There are dozens of reasons for choosing to pursue a college education. Parents also have a number of reasons to want their children to earn a degree. As a prospective student, your reasons may be as personal as broadening your horizons or as sensible as acquiring the vocational skills needed in order to enter (or return to) the workforce after receiving your degree. Regardless of your reasons for going to college, whether you plan to seek admission to an Ivy League school, a state university, or the local community college, you will have no choice but to face up to one cold, hard fact. Someone, somehow, will have to pay for your higher education! Unless you are fortunate enough to already have a trust fund, a college fund, or a parent (or other rich relative) who is willing and able to pay your way, that “someone” is probably going to be you. (Parents, if you're trying to plan ahead so you can be the willing-and-able one, don't worry—this book has plenty of advice for you, too!)
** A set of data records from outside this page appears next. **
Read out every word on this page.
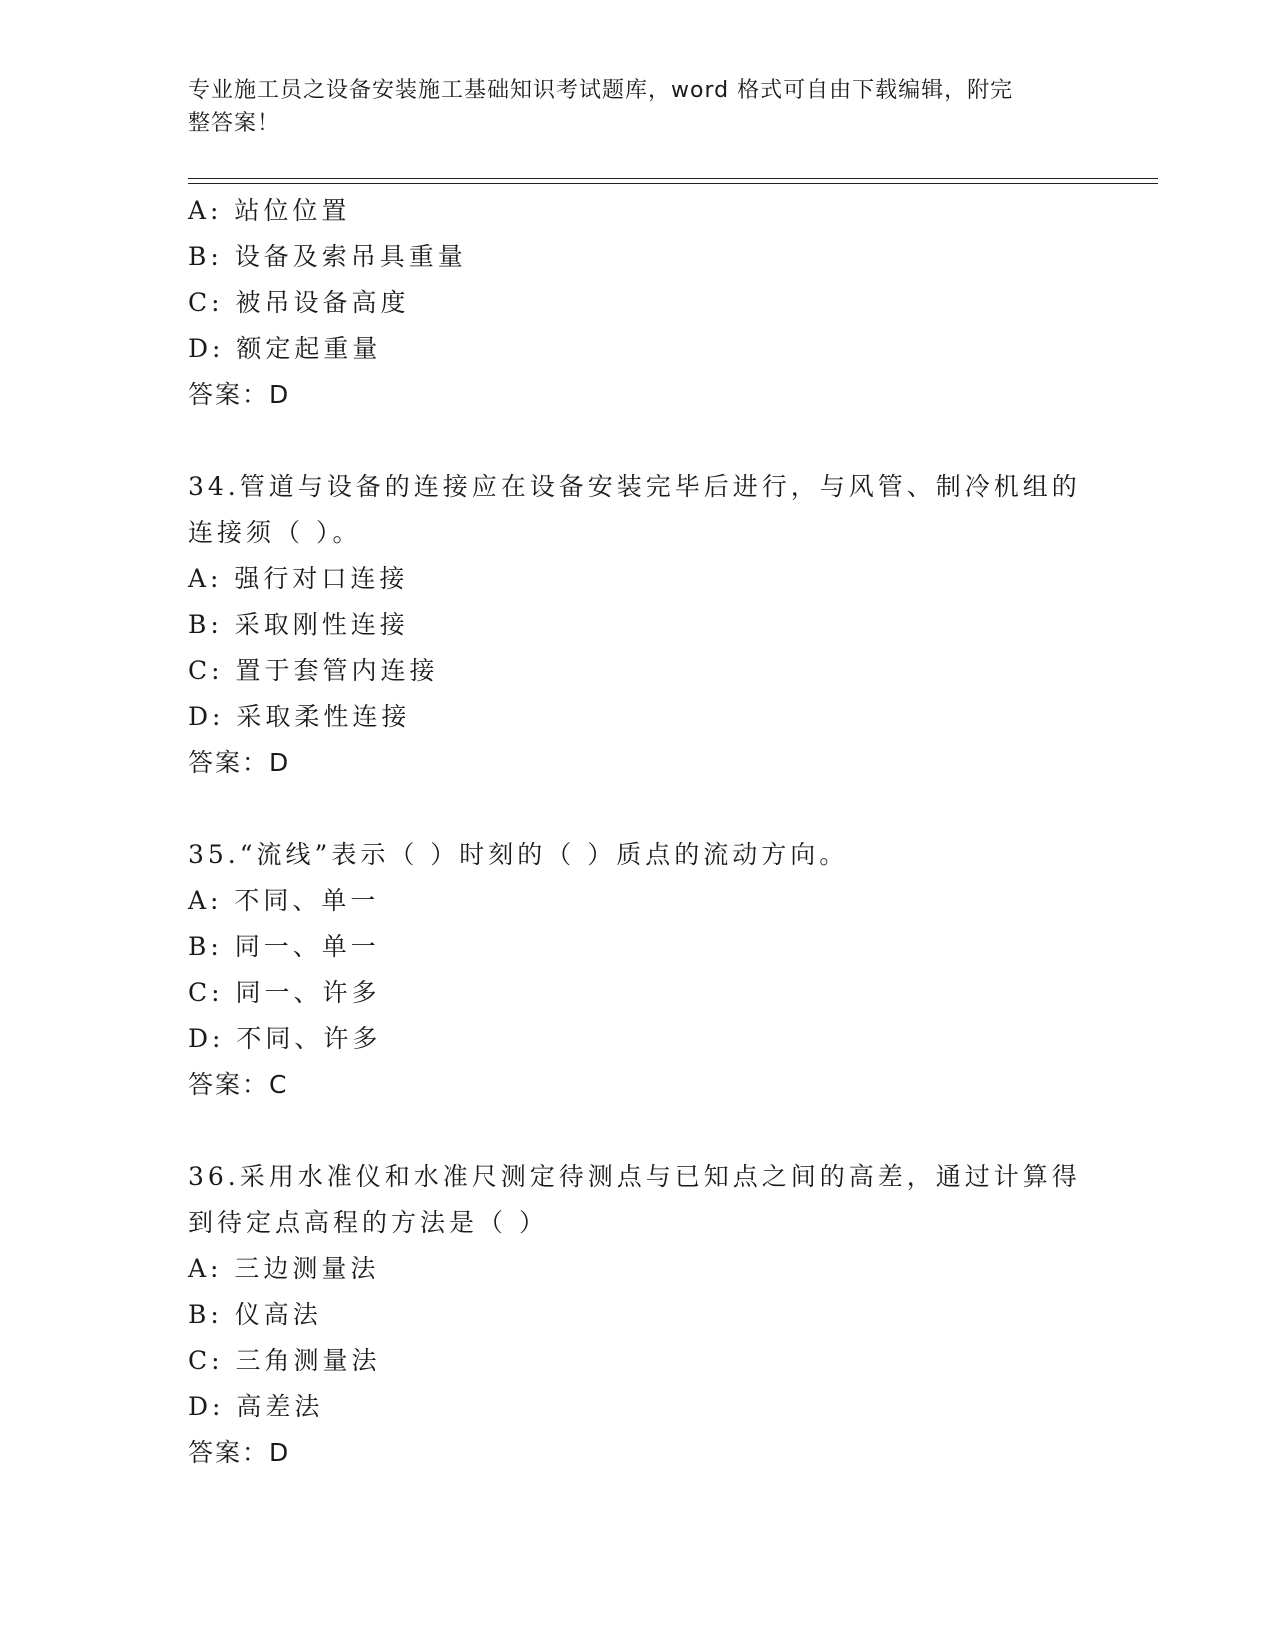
专业施工员之设备安装施工基础知识考试题库，word 格式可自由下载编辑，附完
整答案！
A: 站位位置
B: 设备及索吊具重量
C: 被吊设备高度
D: 额定起重量
答案：D
34.管道与设备的连接应在设备安装完毕后进行，与风管、制冷机组的
连接须（ ）。
A: 强行对口连接
B: 采取刚性连接
C: 置于套管内连接
D: 采取柔性连接
答案：D
35.“流线”表示（ ）时刻的（ ）质点的流动方向。
A: 不同、单一
B: 同一、单一
C: 同一、许多
D: 不同、许多
答案：C
36.采用水准仪和水准尺测定待测点与已知点之间的高差，通过计算得
到待定点高程的方法是（ ）
A: 三边测量法
B: 仪高法
C: 三角测量法
D: 高差法
答案：D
Though it is a somewhat safer environment than the “real world,” college should be seen as a four-year crash-course introduction to understanding how the world operates. A higher education will provide you with much more than just a piece of paper proving you earned a degree. If you are entering college straight out of high school, it will give you your first experiences of how life will work without mom and dad. No one will be able to write you a note if you forget (or just fail) to do an assignment or meet a responsibility. The ball will be in your hands, more so than it has ever been before. With the stress of classes, reading assignments, midterms, final exams, and term papers on your mind, the last thing you (or any college student, for that matter) need are financial worries stacked on top of the academic ones.
To be accepted to the schools of their choice, it is important for today's prospective college students to earn more than the minimum required GPA. Similarly, if they plan to meet the financial obligations of rising tuition and inflated living expenses, along with high-priced course textbooks and required supplies, college students must also be equipped with a working understanding of how money comes and goes out in the big, bad world.
Financially speaking, we live in a very difficult time for college students. As government funding is increasingly cut from colleges and universities, more and more academic institutions are finding themselves with no alternative but to hike the cost of tuition. Unfortunately, this translates into a heavier monetary burden for both current and prospective college students.
But please don't let that discourage you. No matter how grim you may think your chances are for paying for college, things are not as bad as they seem. There is still hope, and it starts right here between the covers of this book! With The Everything® Paying for College Book, you will take a guided tour through a vast arsenal of possible weapons to help you (and/or your parents) battle your way toward paying for college, from methods as solid as finding ways to capitalize on your academic and other merit-based strengths, to tactics as creative as microinvesting or even starting your own business. As we cover these potential strategies, we also provide you with the know-how that will empower you to make your own decision on the avenue of attack most appropriate for your own unique situation.
Whether you are a returning, nontraditional prospective student without a dime to spare to pay for grad school, a recent or soon-to-be high school graduate without enough money to go to the college of your dreams, or a parent planning to support a student through school—in two years or in twenty—this book is your guide on the path to a better education, which will then lead on toward a brighter future and an enriched quality of life.